Watch and wait

The Lookout

Everybody puts JGL in a corner.

Everybody puts JGL in a corner.

Rated 4.0

Guess it’s really time to stop saying how weird it is that Joseph Gordon-Levitt used to be the kid on 3rd Rock from the Sun. Can’t help it; that show was still brand new when writer-director Scott Frank began scripting Gordon-Levitt’s latest this-kid-is-good vehicle, The Lookout.

Everyone agrees the 26-year-old actor has been one to watch for a few years now. He’s nailed some nervy, heavy turns—with a relatively light touch—in Mysterious Skin, Brick and now this. There’s that guarded intelligence and mercurial sensuality in his eyes, that relaxed correctness in all his choices: He’s like the actor you’d get if you could scour all the vanity from Robert Downey Jr., or reverse Keanu Reeves’ lobotomy.

In The Lookout’s disarmingly straight-ahead noir scenario, Gordon-Levitt plays a young man bruised by his past and robbed of his future, short on prospects and poised, though he doesn’t recognize it at first, to become a patsy. Chris Pratt used to be a rich and reckless Midwestern youngster, his hometown’s local hockey hero, who took his gal and his pals cruising in the convertible on glorious summer evenings, headlights off, when the fireflies were mating and anything seemed possible—except maybe a wheat thresher parked in the middle of the road. (Don’t worry; the movie gives that away, too.)

Now Chris spends his days relearning basic activities at the Kansas City Life Skills Center and manning a nighttime janitorial job at the town-square bank. He carries a card in his wallet to help explain his brain injury to strangers, a notebook in his pocket to remind himself how to get through even the simplest daily tasks, and a burden of heavy immovable guilt on his shoulders. His life’s been ruined, but at least it goes on; not everybody made it through that thresher alive.

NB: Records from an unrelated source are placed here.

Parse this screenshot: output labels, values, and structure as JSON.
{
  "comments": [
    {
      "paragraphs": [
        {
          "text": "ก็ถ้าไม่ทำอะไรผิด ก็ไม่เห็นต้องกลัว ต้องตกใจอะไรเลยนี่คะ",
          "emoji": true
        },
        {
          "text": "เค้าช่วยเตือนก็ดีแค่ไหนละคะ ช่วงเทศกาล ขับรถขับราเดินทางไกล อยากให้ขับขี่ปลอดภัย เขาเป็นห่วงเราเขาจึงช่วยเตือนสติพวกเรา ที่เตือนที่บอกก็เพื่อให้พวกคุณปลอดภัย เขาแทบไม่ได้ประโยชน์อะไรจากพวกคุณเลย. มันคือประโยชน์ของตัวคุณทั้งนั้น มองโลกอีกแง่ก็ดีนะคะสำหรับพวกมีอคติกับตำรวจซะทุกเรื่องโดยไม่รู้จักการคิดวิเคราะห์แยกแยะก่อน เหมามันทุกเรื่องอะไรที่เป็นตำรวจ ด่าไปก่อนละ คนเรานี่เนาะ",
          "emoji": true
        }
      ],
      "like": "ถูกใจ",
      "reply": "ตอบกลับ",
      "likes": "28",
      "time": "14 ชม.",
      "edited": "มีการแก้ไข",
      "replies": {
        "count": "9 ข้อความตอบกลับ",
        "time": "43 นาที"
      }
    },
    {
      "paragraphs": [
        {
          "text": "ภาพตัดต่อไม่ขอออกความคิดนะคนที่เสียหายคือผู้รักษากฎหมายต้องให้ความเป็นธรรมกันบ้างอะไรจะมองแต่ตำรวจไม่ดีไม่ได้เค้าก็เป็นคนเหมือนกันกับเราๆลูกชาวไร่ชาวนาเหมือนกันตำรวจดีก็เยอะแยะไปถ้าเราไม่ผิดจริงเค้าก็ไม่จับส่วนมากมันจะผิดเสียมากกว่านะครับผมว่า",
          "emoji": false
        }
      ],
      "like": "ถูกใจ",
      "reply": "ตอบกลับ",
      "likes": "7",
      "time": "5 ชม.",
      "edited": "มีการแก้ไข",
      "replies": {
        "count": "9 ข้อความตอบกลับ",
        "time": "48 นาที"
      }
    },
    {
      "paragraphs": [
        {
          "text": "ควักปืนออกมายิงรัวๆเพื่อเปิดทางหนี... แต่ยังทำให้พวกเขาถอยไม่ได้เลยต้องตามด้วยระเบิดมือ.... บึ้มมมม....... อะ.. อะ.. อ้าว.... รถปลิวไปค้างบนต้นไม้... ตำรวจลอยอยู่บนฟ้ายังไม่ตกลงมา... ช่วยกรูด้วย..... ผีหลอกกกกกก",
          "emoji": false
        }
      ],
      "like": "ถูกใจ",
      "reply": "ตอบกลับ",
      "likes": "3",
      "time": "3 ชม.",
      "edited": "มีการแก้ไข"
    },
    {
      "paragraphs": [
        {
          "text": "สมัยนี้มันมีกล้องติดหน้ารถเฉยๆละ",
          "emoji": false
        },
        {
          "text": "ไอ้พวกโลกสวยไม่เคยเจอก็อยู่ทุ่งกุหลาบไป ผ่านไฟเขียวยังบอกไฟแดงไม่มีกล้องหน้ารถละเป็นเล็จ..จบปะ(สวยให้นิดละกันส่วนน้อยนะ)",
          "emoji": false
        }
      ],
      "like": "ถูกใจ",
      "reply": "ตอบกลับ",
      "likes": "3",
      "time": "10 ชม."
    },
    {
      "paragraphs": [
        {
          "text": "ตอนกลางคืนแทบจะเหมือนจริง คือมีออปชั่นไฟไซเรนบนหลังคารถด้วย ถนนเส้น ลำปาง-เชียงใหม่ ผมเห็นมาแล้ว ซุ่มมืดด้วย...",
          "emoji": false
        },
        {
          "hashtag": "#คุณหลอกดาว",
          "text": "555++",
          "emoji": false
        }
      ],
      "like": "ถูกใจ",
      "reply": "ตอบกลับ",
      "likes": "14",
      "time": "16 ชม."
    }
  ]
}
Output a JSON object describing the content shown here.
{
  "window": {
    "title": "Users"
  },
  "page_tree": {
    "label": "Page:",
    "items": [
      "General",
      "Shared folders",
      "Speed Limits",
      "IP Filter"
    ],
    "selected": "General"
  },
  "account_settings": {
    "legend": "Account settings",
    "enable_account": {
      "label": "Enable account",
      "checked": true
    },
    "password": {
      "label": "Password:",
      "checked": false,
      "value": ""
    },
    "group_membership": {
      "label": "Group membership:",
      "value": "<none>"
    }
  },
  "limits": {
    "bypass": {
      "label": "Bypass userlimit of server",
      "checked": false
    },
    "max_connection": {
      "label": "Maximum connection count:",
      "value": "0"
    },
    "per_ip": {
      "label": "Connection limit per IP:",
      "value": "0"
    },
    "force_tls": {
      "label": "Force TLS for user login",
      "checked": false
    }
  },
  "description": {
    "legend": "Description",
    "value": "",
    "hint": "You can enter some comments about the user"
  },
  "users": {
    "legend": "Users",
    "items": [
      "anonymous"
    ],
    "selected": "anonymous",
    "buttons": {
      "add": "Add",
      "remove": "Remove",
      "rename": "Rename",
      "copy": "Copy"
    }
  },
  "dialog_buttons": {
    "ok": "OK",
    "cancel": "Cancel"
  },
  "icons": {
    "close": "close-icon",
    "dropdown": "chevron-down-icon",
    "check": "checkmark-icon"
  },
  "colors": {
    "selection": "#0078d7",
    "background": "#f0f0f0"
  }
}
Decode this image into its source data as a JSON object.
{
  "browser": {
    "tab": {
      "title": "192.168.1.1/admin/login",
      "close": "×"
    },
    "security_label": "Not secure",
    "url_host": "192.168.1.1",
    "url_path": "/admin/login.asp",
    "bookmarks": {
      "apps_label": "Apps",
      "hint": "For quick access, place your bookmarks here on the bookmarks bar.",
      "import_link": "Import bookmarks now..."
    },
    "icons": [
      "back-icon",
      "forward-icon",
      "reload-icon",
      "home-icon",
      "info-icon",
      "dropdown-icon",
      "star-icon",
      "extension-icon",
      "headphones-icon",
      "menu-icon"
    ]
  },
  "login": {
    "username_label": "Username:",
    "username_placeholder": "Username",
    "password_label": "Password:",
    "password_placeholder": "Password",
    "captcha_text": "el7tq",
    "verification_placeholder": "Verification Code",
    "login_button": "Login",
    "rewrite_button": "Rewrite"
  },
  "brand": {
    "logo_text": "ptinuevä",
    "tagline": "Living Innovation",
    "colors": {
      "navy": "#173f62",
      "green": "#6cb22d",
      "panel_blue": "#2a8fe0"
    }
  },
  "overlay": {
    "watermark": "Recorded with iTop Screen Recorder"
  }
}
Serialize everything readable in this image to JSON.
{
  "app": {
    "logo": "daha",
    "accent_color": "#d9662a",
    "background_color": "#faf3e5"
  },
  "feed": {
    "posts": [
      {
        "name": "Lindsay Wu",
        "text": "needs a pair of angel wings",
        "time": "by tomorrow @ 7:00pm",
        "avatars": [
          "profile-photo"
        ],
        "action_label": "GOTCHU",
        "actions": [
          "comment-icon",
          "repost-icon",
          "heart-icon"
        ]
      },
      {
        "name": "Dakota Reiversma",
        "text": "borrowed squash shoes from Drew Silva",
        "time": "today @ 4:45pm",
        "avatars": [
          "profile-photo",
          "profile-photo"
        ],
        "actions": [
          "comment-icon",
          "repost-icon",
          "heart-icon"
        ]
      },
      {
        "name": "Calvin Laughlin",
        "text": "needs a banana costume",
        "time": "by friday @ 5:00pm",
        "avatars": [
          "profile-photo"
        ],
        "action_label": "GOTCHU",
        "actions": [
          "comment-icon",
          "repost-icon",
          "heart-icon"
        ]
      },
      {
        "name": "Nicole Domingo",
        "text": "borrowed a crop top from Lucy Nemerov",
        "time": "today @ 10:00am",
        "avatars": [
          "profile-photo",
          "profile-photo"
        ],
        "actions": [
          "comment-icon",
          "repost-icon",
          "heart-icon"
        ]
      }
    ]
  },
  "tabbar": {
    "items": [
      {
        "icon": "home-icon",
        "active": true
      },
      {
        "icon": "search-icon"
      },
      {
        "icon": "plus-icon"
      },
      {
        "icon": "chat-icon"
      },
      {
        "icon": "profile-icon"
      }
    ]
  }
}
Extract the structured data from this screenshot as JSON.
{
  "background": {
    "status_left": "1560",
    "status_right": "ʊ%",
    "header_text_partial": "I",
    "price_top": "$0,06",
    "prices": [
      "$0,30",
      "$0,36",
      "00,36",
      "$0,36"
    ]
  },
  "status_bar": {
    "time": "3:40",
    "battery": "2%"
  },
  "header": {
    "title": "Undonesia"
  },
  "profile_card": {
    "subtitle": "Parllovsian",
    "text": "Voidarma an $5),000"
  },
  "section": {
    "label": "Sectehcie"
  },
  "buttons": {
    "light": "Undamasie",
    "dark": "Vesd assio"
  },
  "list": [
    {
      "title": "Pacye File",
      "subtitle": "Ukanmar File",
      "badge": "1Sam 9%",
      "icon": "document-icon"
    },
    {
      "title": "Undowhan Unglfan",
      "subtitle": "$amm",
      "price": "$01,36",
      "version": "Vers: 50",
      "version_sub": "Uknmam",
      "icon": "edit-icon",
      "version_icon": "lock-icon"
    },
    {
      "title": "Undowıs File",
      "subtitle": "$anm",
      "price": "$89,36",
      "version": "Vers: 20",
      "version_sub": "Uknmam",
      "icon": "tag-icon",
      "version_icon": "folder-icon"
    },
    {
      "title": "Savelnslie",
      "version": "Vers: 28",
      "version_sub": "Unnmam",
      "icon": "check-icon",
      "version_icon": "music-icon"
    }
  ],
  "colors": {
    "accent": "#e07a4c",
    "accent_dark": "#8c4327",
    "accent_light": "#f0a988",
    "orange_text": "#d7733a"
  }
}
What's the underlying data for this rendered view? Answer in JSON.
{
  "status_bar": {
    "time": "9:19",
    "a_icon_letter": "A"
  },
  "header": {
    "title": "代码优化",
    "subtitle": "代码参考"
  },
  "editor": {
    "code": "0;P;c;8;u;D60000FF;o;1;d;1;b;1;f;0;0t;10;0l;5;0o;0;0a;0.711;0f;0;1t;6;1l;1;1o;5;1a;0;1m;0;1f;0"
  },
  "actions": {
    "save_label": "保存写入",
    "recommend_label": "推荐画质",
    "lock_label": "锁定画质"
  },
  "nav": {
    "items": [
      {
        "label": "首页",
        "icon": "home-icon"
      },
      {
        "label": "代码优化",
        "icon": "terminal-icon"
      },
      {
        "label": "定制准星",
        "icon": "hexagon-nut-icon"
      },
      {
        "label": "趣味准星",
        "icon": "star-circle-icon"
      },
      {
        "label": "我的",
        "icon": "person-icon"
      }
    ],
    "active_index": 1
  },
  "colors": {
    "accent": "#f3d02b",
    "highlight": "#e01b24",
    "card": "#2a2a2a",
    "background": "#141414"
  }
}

Bitterly aware that he still depends on his disappointed, money-insulated family, Chris prefers to live with a wizened moral supporter named Lewis, who’s blind but has seen a thing or two. Luckily for everyone, Lewis is played by Jeff Daniels, another actor whose progress lately has been viscerally enjoyable. What a treat it’s been to witness the maturation of Daniels’ guilelessness; here he finds subtle ways to let you know how easily he might have turned in an archly referential elder-mentor performance, all the while graciously opting not to.

“Don’t think of it as a list, think of it as a story,” Lewis instructs, sounding suspiciously like a screenwriting guru, as Chris wrestles with his broken memory. “You sequence just fine. You just gotta start at the end and work backward.”

This will prove useful advice. One day a dimly remembered acquaintance named Gary Spargo (Matthew Goode) sides up to Chris at a bar. He’s a little older, and he’s coming from a different place, but he knows who Chris once was and makes a point of implying discreet veneration. His friendliness seems faintly appraising, but his surety is appealing. Much of this movie’s allure, actually, belongs to the unrecognizably British Goode, who brilliantly underplays a few of his less-than-brilliantly underwritten speeches. Here’s an actor who deserves a shot at Shakespeare’s Edmund or Iago.

And there’s a girl, too, who rightly calls herself Luvlee (Isla Fisher) and regales Chris with tales of his own glory days in the hockey rink. Chris senses himself becoming a part of other people’s plans, and tries to get his mind around what sort of opportunity that is.

Writer Frank, here making his directorial debut, is someone who obeys the Chekhovian dramatic rule about not showing a gun in Act I unless you’re prepared to use it in Act III. Having done well by adapting Elmore Leonard books—Out of Sight, Get Shorty—for other directors, he tried for years to hand off The Lookout, also in its way a caper movie, but benefits from directing it himself. Taking the time to get it right is, in fact, one of this story’s production values.

A problem is that Frank nobly wants to drive his film by its characters, but oversimplifies their motives and moralities. For all the fine performances, still, it has something of the after-school special in it.

Maybe in 10 more years we’ll be saying how weird it is that Gordon-Levitt used to play all those parts requiring him to crouch in corners taking other people’s abuse. We should cross our fingers and put in a request for romantic comedy now.